As the comments alluded, to analyze purity at high purity, you analyze the impurities. I'll use XRF for this example, but ICP, MS, HPLC, or other methods could work in the same way.
With XRF's $1-2\%$ precision directly measuring the gold would give you a maximum supportable purity of $98-99 \%$. To verify a metal as $99.99\%$ the impurities are measured which are usually in the parts per million range, added up and subtracted from $\pu{100\%}$.
For example, let's say you have a gold bar with $\pu{35ppm}$ silver, $\pu{20ppm}$ copper, $\pu{10ppm}$ lead, and $\pu{5ppm}$ mercury with all other elements below a , $\pu{0.5ppm}$ detection limit (also called a threshold limit). The total impurity would be the total of the measured impurities and the detection limit of the unmeasured impurities. Note: most analysis is by metal basis which excludes the other elements that may be present.
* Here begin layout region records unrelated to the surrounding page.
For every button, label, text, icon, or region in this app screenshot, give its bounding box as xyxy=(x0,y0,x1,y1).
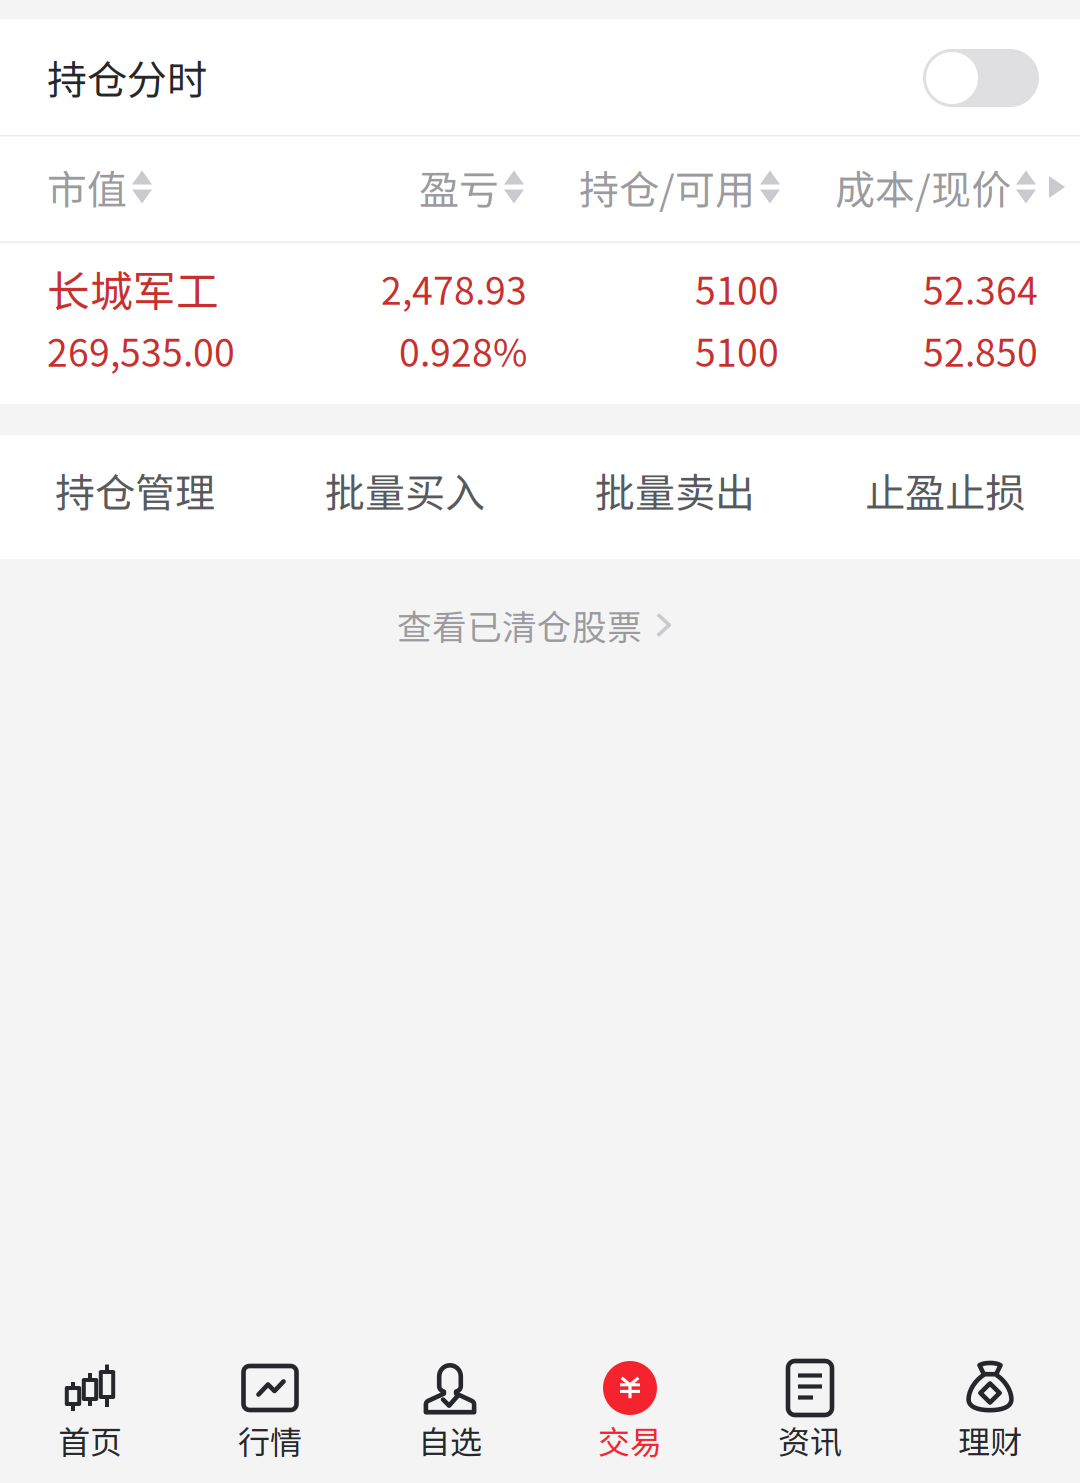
staticText: 成本/现价 xyxy=(835,158,1011,216)
button[interactable]: 资讯 xyxy=(720,1343,900,1483)
button[interactable]: 长城军工 xyxy=(0,243,1080,404)
button[interactable]: 持仓分时 xyxy=(923,48,1039,106)
staticText: 交易 xyxy=(598,1417,662,1463)
button[interactable]: 行情 xyxy=(180,1343,360,1483)
staticText: 长城军工 xyxy=(47,258,219,319)
staticText: 理财 xyxy=(958,1417,1022,1463)
button[interactable]: 交易 xyxy=(540,1343,720,1483)
button[interactable]: 盈亏 xyxy=(419,158,524,216)
staticText: 269,535.00 xyxy=(47,324,235,378)
staticText: 2,478.93 xyxy=(381,262,527,316)
staticText: 52.850 xyxy=(923,324,1038,378)
staticText: 52.364 xyxy=(923,262,1038,316)
button[interactable]: 成本/现价 xyxy=(835,158,1036,216)
staticText: 批量买入 xyxy=(325,461,485,519)
button[interactable]: 止盈止损 xyxy=(810,435,1080,559)
button[interactable]: 批量卖出 xyxy=(540,435,810,559)
staticText: 资讯 xyxy=(778,1417,842,1463)
staticText: 5100 xyxy=(695,324,779,378)
staticText: 止盈止损 xyxy=(865,461,1025,519)
staticText: 持仓管理 xyxy=(55,461,215,519)
staticText: 查看已清仓股票 xyxy=(397,600,642,650)
button[interactable]: 首页 xyxy=(0,1343,180,1483)
staticText: 首页 xyxy=(58,1417,122,1463)
button[interactable]: 查看已清仓股票 xyxy=(0,559,1080,691)
button[interactable]: 市值 xyxy=(47,158,152,216)
button[interactable]: 自选 xyxy=(360,1343,540,1483)
button[interactable]: 理财 xyxy=(900,1343,1080,1483)
staticText: 盈亏 xyxy=(419,158,499,216)
button[interactable]: 批量买入 xyxy=(270,435,540,559)
staticText: 5100 xyxy=(695,262,779,316)
staticText: 自选 xyxy=(418,1417,482,1463)
staticText: 市值 xyxy=(47,158,127,216)
staticText: 行情 xyxy=(238,1417,302,1463)
button[interactable]: 持仓管理 xyxy=(0,435,270,559)
button[interactable]: 持仓/可用 xyxy=(579,158,780,216)
staticText: 持仓/可用 xyxy=(579,158,755,216)
staticText: 持仓分时 xyxy=(47,48,207,106)
button[interactable]: 更多列 xyxy=(1049,176,1065,198)
staticText: 0.928% xyxy=(399,324,527,378)
staticText: 批量卖出 xyxy=(595,461,755,519)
$$\mathrm{Impurity = 35 + 20. + 10. + 5 + [0.5 \times (59-5)] = \pu{97 ppm} }$$
The $59$ is for the $59$ naturally occurring metal elements and the $5$ is for the five elements we measured ($\ce{Au, Ag, Cu, Pb, Hg}$). $\pu 2 \pu\%$ of $\pu{97ppm}$ is $\pu{1.94ppm}$ and the measurement plus the maximum error is $\pu{99\!.ppm}$. Taking $\pu{99\!.ppm} = \pu{0.0099\%}$ and subtracting from $\pu{100.00\%}$, we get an inferred purity of $\pu{99.991\%}$ Gold ($\mathrm{100\% - 0.01\% = 99.991\%}$). The gold would still be sold at $\pu{99.99\%}$ regardless of it being purer than needed as selling the gold by lots would be unnecessarily complicated and time intensive.